The news that Los Angeles is planning a gigabit fiber network to connect every business and home within the city limits is a further demonstration of the vital importance of high speed broadband in today’s society.
LA has announced that next month it will issue a request for proposals. The city is looking for a vendor to build the entire infrastructure themselves (without public subsidy), and then offer free internet access at between 2-5 Mbps to all, charging a fee for higher connection rates of up to 1 gigabit per second. The same fiber network would also power Wi-Fi hotspots in public areas. It would cover an area of nearly 500 square miles with 3.5 million residents.
Municipalities across the US are increasingly looking at rolling out fiber networks, as they realize the positive impact it has on the local economy, in attracting new citizens and businesses and in enabling the digital delivery of public services. As well as the success of Google Fiber’s deployments in Kansas City many urban areas have invested in either commissioning or building out their own networks. Some, like Santa Monica, have adopted a piecemeal approach, installing new fiber or conduit every time they dig up the streets, while others, such as Chattanooga in Tennessee have gone for a single, city-wide deployment. In the case of Chattanooga, EPB, the community owned electricity utility installed and runs the network, charging customers for broadband access and other services.
What is different to many plans, is that in Los Angeles the vendor will bear all the upfront costs to build the network (estimated by the City Council at between $3-5 billion) and would then have to offer wholesale access to other providers that want to use the fiber. In return, the winning bidder would be able to leverage the city’s assets (such as existing fiber and light posts to provide Wi-Fi access points), as well as being able to potentially offer broadband, cellular and data center services to the City itself.

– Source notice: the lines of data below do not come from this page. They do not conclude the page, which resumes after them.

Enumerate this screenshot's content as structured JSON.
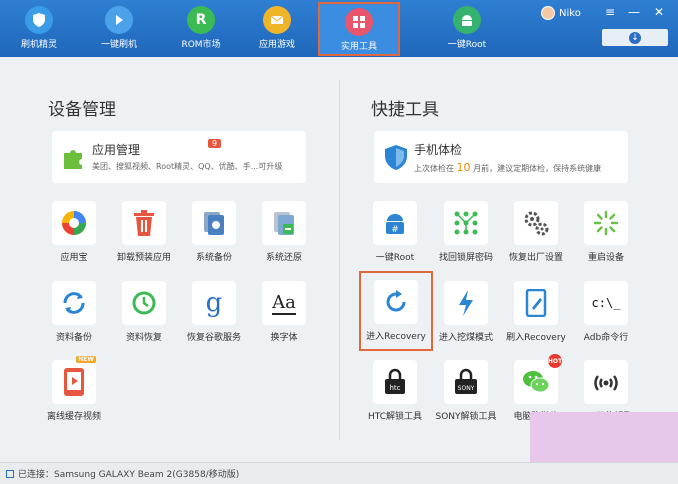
{
  "nav": [
    {
      "label": "刷机精灵",
      "icon": "shield-logo-icon",
      "color": "#3a9be6"
    },
    {
      "label": "一键刷机",
      "icon": "play-arrow-icon",
      "color": "#4aa3e8"
    },
    {
      "label": "ROM市场",
      "icon": "rom-r-icon",
      "color": "#3cba54"
    },
    {
      "label": "应用游戏",
      "icon": "envelope-icon",
      "color": "#f0b429"
    },
    {
      "label": "实用工具",
      "icon": "grid-tools-icon",
      "color": "#e8556d"
    },
    {
      "label": "一键Root",
      "icon": "android-icon",
      "color": "#35b36e"
    }
  ],
  "user": {
    "name": "Niko"
  },
  "left": {
    "title": "设备管理",
    "card": {
      "title": "应用管理",
      "badge": "9",
      "subtitle": "美团、搜狐视频、Root精灵、QQ、优酷、手...可升级"
    },
    "tools": [
      {
        "label": "应用宝",
        "icon": "yingyongbao-icon"
      },
      {
        "label": "卸载预装应用",
        "icon": "trash-icon"
      },
      {
        "label": "系统备份",
        "icon": "system-backup-icon"
      },
      {
        "label": "系统还原",
        "icon": "system-restore-icon"
      },
      {
        "label": "资料备份",
        "icon": "sync-icon"
      },
      {
        "label": "资料恢复",
        "icon": "history-icon"
      },
      {
        "label": "恢复谷歌服务",
        "icon": "google-g-icon",
        "glyph": "g"
      },
      {
        "label": "换字体",
        "icon": "font-icon",
        "glyph": "Aa"
      },
      {
        "label": "离线缓存视频",
        "icon": "video-phone-icon",
        "tag": "NEW"
      }
    ]
  },
  "right": {
    "title": "快捷工具",
    "card": {
      "title": "手机体检",
      "sub_prefix": "上次体检在",
      "sub_num": "10",
      "sub_suffix": "月前，建议定期体检，保持系统健康"
    },
    "tools": [
      {
        "label": "一键Root",
        "icon": "android-root-icon"
      },
      {
        "label": "找回锁屏密码",
        "icon": "pattern-lock-icon"
      },
      {
        "label": "恢复出厂设置",
        "icon": "gears-icon"
      },
      {
        "label": "重启设备",
        "icon": "reboot-spinner-icon"
      },
      {
        "label": "进入Recovery",
        "icon": "refresh-arrow-icon"
      },
      {
        "label": "进入挖煤模式",
        "icon": "lightning-icon"
      },
      {
        "label": "刷入Recovery",
        "icon": "phone-edit-icon"
      },
      {
        "label": "Adb命令行",
        "icon": "terminal-icon",
        "glyph": "c:\\_"
      },
      {
        "label": "HTC解锁工具",
        "icon": "htc-lock-icon",
        "glyph": "htc"
      },
      {
        "label": "SONY解锁工具",
        "icon": "sony-lock-icon",
        "glyph": "SONY"
      },
      {
        "label": "电脑聊微信",
        "icon": "wechat-icon",
        "tag": "HOT"
      },
      {
        "label": "Wifi万能钥匙",
        "icon": "wifi-key-icon"
      }
    ]
  },
  "status": {
    "text": "已连接：Samsung GALAXY Beam 2(G3858/移动版)"
  }
}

With any urban fiber deployment, installation costs require a significant investment. This is particularly true when connecting tens of thousands of individual buildings, homes and business premises to the fiber backbone. Any successful LA bidder will need to look at ways of bring these costs down. In my experience there are two key technologies that can help:
1 Microtrenching
The cost and disruption of digging up busy streets can be enormous. Microtrenching reduces this dramatically by cutting a small trench, often as thin as 20mm wide and 80mm deep, along the street. Microduct is then installed within the shallow trench and fibre pushed through to the premises. The whole trench is quickly sealed and the deployment is complete. As well as being small enough to fit in the trench the microduct needs to be tough enough to withstand the high temperatures of the sealant (up to 400° degrees F (204° C) and the high pressure of the roadway above.
2 Pushable fiber
A major part of installation costs comes from having to use expensive specialist equipment (and trained staff to operate it) to blow cable through the duct. By using pushable technology, teams can simply push or pull the fiber cable from the nearest manhole to its destination. In Chicago, installer Geo-Path achieved a 70% reduction in deployment costs by using PPC’s pushable technology on a city-wide DAS network it built for AT&T. This also means that crews can do more in less time, increasing productivity.
Los Angeles has ambitious plans that revolve around using high speed broadband to ensure the city attracts and retains citizens and businesses. Reducing the cost of building fiber infrastructure is a vital part of making this plan work – whoever applies for, and ultimately wins, its tender.